Von nun an lebte ich in regelrechter Angst und hatte kaum noch Ruhe, denn die Ungewissheit plagte mich enorm. Ich malte mir aus wie es ist, wenn irgendwann der GV zu mir kommt und mir alles wegnimmt, eine eventuelle Lohnpfändung mir den Arbeitsplatz kostet. Es war der Punkt erreicht wo ich merkte, dass ich es alleine nicht schaffe mit diesen Sorgen zu leben, die Angst vor der Zukunft… dem absoluten finanziellen Ruin. 2013 entdeckte ich dann dieses Forum und stellte fest, dass es hier Beiträge gab die mir Angst machten, aber auch (und vor Allem) Mut und Optimismus schenkten. Im August 2013 (gleicher Monat der Arbeitsaufnahme) wandte ich mich an eine ortsansässige Schuldnerbratungsstelle, welche von der Stadt finanziert wird. Ich hatte zu diesem Zeitpunkt ca.8500,-€ bei 5 Gläubigern und mir war es peinlich, wegen einer solchen Summe Hilfe zu suchen. Mein Gott, andere habe 4 und 5stellige Beträge mit denen sie in der Kreide stehen, da lacht mich doch der Schuldnerberater aus. Das tat er natürlich, denn er erkannte die Gefahr was passiert, wenn ich meine Arbeit verlieren würde.
Ich stellte nun sämtliche Gläubigerbefriedigungen ein und es folgten mehrere Termine bei der Schuldnerberatung, ehe ich Mitte Januar 2014 den Insolvenzantrag beim Amtsgericht abgab. Im Februar 2014 wurde das Verfahren eröffnet und ich bekam meinen Insolvenzverwalter genannt. Ich bildete mir ein das es einen guten Eindruck macht, wenn ich ihn als kontaktiere. Gesagt getan! Aschenbecher und Zigaretten bereitgestellt, Kaffee eingegossen und mit einem Bolzen in der Hose zum Telefon gegriffen um den IV anzurufen. Er war am Telefon sehr freundlich und gab mir zu verstehen, dass er erfreut ist das ich mich bei ihm melde. Ich war mir unsicher ob es ehrlich oder ironisch gemeint war, denn schließlich hatte ich die gruseligsten Stories im Internet über IVer gelesen.

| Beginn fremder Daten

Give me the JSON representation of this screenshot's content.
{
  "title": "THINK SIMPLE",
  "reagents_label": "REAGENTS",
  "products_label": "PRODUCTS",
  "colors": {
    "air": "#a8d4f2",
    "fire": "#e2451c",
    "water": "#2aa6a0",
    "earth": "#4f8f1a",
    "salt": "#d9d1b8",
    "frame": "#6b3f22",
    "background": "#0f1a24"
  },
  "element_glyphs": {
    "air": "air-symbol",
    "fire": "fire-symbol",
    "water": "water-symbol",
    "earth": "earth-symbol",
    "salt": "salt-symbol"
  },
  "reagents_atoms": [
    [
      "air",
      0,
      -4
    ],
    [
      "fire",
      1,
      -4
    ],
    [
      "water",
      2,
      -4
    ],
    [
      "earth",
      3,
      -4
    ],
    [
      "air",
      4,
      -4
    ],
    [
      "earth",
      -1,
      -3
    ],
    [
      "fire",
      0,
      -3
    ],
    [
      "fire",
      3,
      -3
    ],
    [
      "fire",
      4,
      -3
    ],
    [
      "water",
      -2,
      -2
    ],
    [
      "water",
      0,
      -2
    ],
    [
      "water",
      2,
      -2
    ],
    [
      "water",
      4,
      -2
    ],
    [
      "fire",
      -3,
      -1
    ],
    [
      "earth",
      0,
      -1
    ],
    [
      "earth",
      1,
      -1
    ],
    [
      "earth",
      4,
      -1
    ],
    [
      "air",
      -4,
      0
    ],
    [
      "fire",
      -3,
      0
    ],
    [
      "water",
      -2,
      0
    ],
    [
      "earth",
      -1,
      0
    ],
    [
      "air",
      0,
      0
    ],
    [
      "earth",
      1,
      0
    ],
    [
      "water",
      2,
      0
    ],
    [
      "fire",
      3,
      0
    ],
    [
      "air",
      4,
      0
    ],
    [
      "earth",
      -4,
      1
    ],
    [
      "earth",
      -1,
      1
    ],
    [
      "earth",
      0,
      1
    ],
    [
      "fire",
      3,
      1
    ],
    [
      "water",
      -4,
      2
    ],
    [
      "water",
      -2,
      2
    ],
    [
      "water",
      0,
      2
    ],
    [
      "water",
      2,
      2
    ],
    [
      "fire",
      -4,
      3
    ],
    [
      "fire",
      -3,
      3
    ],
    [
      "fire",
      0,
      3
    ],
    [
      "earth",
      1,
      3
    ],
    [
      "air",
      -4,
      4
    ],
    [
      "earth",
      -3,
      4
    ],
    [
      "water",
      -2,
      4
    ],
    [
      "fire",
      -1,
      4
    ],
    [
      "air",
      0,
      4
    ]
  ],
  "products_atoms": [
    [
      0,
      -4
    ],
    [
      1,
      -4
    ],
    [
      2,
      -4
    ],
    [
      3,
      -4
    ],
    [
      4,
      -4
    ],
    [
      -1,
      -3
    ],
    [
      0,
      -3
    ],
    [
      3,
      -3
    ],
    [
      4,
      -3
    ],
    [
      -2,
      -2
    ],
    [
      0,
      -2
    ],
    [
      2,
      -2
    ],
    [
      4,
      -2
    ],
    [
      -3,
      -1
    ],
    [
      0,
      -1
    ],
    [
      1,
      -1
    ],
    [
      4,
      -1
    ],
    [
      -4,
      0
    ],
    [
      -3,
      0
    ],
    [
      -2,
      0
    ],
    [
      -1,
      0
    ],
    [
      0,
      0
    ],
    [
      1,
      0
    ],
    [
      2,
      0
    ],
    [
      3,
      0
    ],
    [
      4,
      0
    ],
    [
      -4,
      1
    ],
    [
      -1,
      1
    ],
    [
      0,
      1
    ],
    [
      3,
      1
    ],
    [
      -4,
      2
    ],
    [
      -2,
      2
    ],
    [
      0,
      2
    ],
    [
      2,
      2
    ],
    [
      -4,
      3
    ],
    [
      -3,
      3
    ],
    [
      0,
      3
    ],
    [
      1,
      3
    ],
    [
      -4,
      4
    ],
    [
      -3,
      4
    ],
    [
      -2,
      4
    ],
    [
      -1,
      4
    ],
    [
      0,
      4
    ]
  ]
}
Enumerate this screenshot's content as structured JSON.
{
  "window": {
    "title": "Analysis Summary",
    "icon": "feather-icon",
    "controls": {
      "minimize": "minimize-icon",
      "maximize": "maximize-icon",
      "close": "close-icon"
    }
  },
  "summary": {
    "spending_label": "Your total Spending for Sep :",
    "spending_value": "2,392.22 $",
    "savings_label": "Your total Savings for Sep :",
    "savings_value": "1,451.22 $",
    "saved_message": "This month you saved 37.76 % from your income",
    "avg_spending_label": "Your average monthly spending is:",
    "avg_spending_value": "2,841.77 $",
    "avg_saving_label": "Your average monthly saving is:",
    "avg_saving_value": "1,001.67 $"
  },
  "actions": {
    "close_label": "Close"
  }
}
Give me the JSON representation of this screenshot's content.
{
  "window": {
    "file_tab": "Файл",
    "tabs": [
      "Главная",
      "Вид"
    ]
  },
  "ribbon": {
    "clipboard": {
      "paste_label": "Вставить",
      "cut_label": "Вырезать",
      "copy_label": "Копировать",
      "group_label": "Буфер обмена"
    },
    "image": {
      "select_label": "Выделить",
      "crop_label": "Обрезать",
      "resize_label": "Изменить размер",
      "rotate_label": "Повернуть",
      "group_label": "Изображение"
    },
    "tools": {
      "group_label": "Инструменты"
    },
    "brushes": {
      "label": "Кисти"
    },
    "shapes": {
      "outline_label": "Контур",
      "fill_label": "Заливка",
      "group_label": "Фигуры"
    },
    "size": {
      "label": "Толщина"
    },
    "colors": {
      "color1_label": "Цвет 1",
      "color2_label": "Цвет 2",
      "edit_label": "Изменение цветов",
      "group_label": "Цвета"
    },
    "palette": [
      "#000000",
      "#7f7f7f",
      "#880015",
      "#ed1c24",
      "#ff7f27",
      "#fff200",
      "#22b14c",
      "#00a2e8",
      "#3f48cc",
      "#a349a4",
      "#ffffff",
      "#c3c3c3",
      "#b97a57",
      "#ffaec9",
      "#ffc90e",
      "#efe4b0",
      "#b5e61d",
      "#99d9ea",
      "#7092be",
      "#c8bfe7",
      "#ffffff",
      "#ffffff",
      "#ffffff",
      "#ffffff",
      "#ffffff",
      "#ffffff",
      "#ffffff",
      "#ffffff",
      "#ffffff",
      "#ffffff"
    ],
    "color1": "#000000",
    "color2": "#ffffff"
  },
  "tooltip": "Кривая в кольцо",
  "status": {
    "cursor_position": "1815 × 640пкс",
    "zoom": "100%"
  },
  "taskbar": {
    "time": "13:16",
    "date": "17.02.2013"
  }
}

Einige Tage später ging ich (frisch rasiert und mit schei*** Angst) zu ihm in die Kanzlei. Was soll ich sagen, es war ein relativ entspanntes Gespräch und er erklärte mir alles und beantwortete meine Fragen sehr eingehend. Er wollte nicht bei mir zu Hause vorbeikommen und nach Verwertbarem schauen, fragte lediglich nach eventuell vorhandenen Werten. Wahrheitsgemäß gab ich alle Antworten und er winkte nur ab, beließ mir also meine bescheidene Habe. Bei diesem Gespräch sagte ich dem IV auch, dass ich Angst habe wegen einer Lohnpfändung meinen Job zu verlieren, da ich noch in der Probezeit war. Er gab mir daraufhin die Pfändungstabellen und sagte, dass ich jeden Monat den abzuführenden Teil meines Einkommens überweisen und monatlich der Lohnbescheinigungen per Mail übermitteln soll. Ich sagte ihm sinngemäß, dass er sich auf mich verlassen kann. Daraufhin winkte er ab und sagte, dass er solche Aussagen oft hört und die Schuldner dann krumme Dinger machen und er, sofern ich gegen die Abmachung verstoßen sollte, er dann sofort pfänden würde. Das war’s und wir verabschiedeten uns.
Zwei Tage nach diesem Gespräch war dann mein Guthabenkonto gesperrt und Panik brach bei mir aus. Naja, völlig unnötig meine Aufregung teilte mir der IV nach einem kurzen Telefonat mit und am nächsten Tag hatte ich die Kontofreigabe im Briefkasten, die ich dann gleich zur Bank brachte.
Ca. eine Woche nach dem Gespräch erhielt ich Post von meinem Mobilfunkanbieter (jahrelanger Kunde, niemals Zahlungsverzug) in der er mit mitteilte von der Inso-Eröffnung Kenntnis erhalten zu haben und nun meinen Vertrag per sofort kündigt. Erneut Panik – und seither eine Prepaidkarte. Das war allerdings auch die einzige negative Folge der Inso-Eröffnung.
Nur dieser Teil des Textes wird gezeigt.